| Multiple comparisons
Interpreting an individual P value is easy. If the null hypothesis is true, the P value is the chance that random selection of subjects would result in a difference (or correlation or association...) as large (or larger) than observed in your study. If the null hypothesis is true, there is a 5% chance of randomly selecting subjects such that the trend is statistically significant.
However, many scientific studies generate more than one P value. Some studies in fact generate hundreds of P values. Interpreting multiple P values can be difficult.
If you test several independent null hypotheses, and leave the threshold at 0.05 for each comparison, there is greater than a 5% chance of obtaining at least one "statistically significant" result by chance. The second column in the table below shows you how much greater.
|
Number of Independent Null Hypotheses
|
Probability of obtaining one or more P values less than 0.05 by chance
|
Threshold to keep overall risk of type I error equal to 0.05
|
|
1
|
5%
|
0.0500
|
|
2
|
10%
|
0.0253
|
|
3
|
14%
|
0.0170
|
|
4
|
19%
|
0.0127
|
|
5
|
23%
|
0.0102
|
|
6
|
26%
|
0.0085
|
|
7
|
30%
|
0.0073
|
|
8
|
34%
|
0.0064
|
|
9
|
37%
|
0.0057
|
|
10
|
40%
|
0.0051
|
|
20
|
64%
|
0.0026
|
|
50
|
92%
|
0.0010
|
|
100
|
99%
|
0.0005
|
|
N
|
100(1.00 - 0.95^N)
|
1.00 - 0.95^(1/N)
|
Note: "0.95^N" means 0.95 to the Nth power.
|
|
To maintain the chance of randomly obtaining at least one statistically significant result at 5%, you need to set a stricter (lower) threshold for each individual comparison. This is tabulated in the third column of the table. If you only conclude that a difference is statistically significant when a P value is less than this value, then you'll have only a 5% chance of finding any "significant" difference by chance among all the comparisons.

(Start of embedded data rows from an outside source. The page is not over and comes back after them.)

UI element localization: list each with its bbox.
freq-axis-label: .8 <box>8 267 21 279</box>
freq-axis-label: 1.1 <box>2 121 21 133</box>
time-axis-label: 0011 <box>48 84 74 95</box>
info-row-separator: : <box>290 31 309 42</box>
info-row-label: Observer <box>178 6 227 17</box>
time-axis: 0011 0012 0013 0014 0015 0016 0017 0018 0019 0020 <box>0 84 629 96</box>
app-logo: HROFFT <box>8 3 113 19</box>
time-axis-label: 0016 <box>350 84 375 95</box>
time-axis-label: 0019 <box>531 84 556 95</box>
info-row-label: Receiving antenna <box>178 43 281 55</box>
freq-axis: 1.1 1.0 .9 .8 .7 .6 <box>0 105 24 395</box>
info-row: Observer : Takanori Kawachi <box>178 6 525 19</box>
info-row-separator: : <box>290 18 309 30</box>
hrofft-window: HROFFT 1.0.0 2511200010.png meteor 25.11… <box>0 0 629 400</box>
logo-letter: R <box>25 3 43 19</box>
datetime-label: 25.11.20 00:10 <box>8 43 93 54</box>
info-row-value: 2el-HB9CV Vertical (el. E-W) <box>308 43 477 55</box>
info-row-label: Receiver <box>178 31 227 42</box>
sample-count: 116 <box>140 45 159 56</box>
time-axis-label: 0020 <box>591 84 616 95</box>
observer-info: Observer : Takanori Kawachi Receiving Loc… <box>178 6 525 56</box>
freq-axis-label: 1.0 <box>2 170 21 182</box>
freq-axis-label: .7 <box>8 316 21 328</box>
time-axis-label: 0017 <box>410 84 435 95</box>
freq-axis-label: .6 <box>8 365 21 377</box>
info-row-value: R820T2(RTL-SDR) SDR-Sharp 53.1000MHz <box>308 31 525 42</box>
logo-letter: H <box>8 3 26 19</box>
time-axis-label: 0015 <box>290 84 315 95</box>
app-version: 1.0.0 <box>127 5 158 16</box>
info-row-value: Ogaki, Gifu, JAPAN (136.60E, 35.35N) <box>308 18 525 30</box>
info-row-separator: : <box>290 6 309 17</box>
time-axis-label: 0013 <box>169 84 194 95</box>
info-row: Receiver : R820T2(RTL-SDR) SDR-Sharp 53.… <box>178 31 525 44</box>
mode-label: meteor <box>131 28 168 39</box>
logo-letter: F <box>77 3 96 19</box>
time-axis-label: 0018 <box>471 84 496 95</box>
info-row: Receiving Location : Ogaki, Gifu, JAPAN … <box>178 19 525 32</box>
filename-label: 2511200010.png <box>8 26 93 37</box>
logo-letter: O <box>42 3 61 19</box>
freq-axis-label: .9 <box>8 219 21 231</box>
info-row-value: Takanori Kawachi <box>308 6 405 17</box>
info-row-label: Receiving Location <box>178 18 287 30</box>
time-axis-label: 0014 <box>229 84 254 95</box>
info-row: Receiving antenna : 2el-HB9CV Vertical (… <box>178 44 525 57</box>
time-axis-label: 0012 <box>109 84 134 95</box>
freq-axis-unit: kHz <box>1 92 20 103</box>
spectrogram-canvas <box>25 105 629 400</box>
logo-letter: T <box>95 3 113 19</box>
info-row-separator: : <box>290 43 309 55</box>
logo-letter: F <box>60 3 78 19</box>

For example, if you test three null hypotheses and use the traditional cutoff of alpha=0.05 for declaring each P value to be significant, there would be a 14% chance of observing one or more significant P values, even if all three null hypotheses were true. To keep the overall chance at 5%, you need to lower the threshold for significance to 0.0170.
If you compare three or more groups, account for multiple comparisons using post tests following one-way ANVOA. These methods account both for multiple comparisons and the fact that the comparisons are not independent. See How post tests work.
You can only account for multiple comparisons when you know about all the comparisons made by the investigators. If you report only "significant" differences, without reporting the total number of comparisons, others will not be able to properly evaluate your results. Ideally, you should plan all your analyses before collecting data, and then report all the results.
Distinguish between studies that test a hypothesis from studies that generate a hypothesis. Exploratory analyses of large databases can generate hundreds of P values, and scanning these can generate intriguing research hypotheses. To test these hypotheses, you'll need a different set of data.
|